Kunjungan ini dilakukan usai panen udang windu di kawasan budidaya windu ramah lingkungan. Pabrik pakan ini untuk ikan air tawar dan ikan air payau.

Pembina pabrik pakan, Syarifuddin Zain mengatakan, pabrik pakan ini dikelola oleh koperasi gabungan kelompok tani (gapoktan) memproduksi pakan ikan dengan pembeli hasil tangkap ikan runcah dari nelayan lokal.

“Pabrik pakan ini kita dioperasikan tahun 2016, dengan kita baru pasarkan keluar daerah 2019. Kita baru keluar ke Kabupaten Barru, Maros serta Enrekang dan Malili (Lutim),” sebutnya.

Di tahun 2020 ini, Syarifuddin menyebutkan telah memasarkan hasil produksi ikan hingga Sulawesi Barat, Sulawesi Tengah dan Kalimantan. Lebih lanjut, ia menyebutkan perkembangannya cukup cepat dengan produksi dalam satu hari 1 ton.

“Ini pakan untuk ikan air tawar dan air payau bandeng dan nila, pabrik ini masih dalam skala kecil juga masih tergantung cuaca dengan pengeringan tradisional,”jelasnya.

Ia menyebutkan, bahan baku pakan diperoleh dari ikan rucah (genus: Bentopelagik, jenis ikan kecil atau ikan teri yang memiliki kandungan protein dan lemak yang relatif tinggi), namun tidak dikonsumsi oleh manusia, dan biasanya dibuang ke kembali ke laut. “Dengan adanya pabrik pakan kita alhamdulillah kembali nilai dan beli,” sebutnya.

Ia menuturkan, sumber daya manusia yang membantu dalam mengelola pakan ini terdiri dari delapan orang pemuda pesantren. “Mereka bekerja dalam sehari empat orang, secara bergantian, dilakukan sejak pandemi Covid-19. Jadi, dalam setiap kilo produksi pakan juga disisihkan untuk pesantren yang juga terdapat panti asuhan didalamnya,” jelasnya.

Ia mengungkapkan bahwa dari kunjungan ini, Gubernur juga akan memberikan bantuan terutama dalam hal packaging, bahkan relokasi pabrik yang ia sebut sebagai berkah bagi pabrik yang mereka kelolah.

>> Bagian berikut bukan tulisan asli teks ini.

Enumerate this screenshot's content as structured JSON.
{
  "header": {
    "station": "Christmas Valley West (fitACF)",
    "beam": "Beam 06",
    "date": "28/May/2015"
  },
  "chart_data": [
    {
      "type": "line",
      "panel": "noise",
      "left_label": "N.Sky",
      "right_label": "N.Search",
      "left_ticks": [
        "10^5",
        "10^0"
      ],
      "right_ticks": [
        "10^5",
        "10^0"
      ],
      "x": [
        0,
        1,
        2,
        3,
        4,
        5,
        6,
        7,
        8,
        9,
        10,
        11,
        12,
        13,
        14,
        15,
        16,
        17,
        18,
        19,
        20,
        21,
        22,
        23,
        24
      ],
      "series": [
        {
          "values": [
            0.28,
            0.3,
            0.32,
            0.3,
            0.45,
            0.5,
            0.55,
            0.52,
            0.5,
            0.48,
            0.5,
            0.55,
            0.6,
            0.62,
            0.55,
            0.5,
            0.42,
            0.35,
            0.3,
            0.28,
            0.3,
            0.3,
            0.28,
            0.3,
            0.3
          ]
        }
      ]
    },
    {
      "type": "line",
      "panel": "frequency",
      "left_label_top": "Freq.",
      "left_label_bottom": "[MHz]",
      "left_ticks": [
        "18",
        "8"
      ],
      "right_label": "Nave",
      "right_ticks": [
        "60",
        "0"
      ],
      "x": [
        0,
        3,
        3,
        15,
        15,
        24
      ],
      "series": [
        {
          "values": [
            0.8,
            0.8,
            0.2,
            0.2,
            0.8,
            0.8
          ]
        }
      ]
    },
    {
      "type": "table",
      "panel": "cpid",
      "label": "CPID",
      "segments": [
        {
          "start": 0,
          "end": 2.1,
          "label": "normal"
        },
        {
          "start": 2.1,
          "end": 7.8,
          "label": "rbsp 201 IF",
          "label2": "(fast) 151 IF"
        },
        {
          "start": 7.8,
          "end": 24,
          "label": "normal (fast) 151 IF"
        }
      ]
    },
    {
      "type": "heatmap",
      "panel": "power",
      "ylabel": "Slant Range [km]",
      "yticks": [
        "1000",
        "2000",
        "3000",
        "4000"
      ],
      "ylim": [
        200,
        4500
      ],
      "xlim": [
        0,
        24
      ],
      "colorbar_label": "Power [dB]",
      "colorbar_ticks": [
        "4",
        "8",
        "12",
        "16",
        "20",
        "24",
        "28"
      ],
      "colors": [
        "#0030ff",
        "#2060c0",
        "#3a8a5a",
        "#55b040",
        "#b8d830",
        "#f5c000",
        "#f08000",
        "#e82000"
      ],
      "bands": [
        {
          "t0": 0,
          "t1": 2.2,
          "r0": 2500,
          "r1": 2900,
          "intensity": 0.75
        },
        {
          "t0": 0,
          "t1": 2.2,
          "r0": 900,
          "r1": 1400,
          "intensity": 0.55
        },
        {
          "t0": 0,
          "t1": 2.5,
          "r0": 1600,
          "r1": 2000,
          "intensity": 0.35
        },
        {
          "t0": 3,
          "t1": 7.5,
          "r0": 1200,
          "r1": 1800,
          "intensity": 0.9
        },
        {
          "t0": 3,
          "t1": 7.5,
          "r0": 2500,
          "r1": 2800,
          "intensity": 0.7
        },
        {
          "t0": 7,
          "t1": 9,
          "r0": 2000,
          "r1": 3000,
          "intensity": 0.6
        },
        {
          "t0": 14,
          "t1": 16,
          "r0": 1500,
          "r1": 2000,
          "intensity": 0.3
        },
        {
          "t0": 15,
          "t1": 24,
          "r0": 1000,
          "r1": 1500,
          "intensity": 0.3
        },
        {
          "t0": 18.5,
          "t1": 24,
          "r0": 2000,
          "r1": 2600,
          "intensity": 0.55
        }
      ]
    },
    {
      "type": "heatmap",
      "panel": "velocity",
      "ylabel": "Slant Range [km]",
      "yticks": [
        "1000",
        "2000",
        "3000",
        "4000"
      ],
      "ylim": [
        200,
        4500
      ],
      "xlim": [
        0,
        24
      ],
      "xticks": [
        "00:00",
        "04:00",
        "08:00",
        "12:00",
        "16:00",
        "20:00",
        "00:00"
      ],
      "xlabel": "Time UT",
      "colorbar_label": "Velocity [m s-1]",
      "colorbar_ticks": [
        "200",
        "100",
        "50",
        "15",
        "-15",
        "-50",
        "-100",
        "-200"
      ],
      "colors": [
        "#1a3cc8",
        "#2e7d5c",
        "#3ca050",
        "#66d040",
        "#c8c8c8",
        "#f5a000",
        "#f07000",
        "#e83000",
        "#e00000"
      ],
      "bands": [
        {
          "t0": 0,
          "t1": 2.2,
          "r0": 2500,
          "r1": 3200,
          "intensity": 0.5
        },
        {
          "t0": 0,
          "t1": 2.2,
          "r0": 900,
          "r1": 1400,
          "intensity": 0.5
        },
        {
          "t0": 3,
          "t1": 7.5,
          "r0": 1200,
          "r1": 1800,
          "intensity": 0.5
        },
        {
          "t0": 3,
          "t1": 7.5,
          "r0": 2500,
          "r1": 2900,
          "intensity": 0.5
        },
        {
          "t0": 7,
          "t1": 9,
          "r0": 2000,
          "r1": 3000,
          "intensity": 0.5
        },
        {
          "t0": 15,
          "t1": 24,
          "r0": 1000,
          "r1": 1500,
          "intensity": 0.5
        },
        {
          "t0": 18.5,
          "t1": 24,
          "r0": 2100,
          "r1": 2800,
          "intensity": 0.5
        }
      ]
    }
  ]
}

“Nama Barakka ini, ada arti tersendiri berarti berkah, sedangkan 557 itu kalau diartikan angka lima itu tangan, lima jari di telapak tangan dan dua angka lima berarti dua telapak tangan yang berdoa. Sedangkan angka tujuh kalau orang Bugis itu berarti mattuju atau berhasil. Kalau Barakka itu juga singkatan dari bahan racikan lokal, jadi betul-betul kita kelola bahan racikan dari lokal,” jelasnya.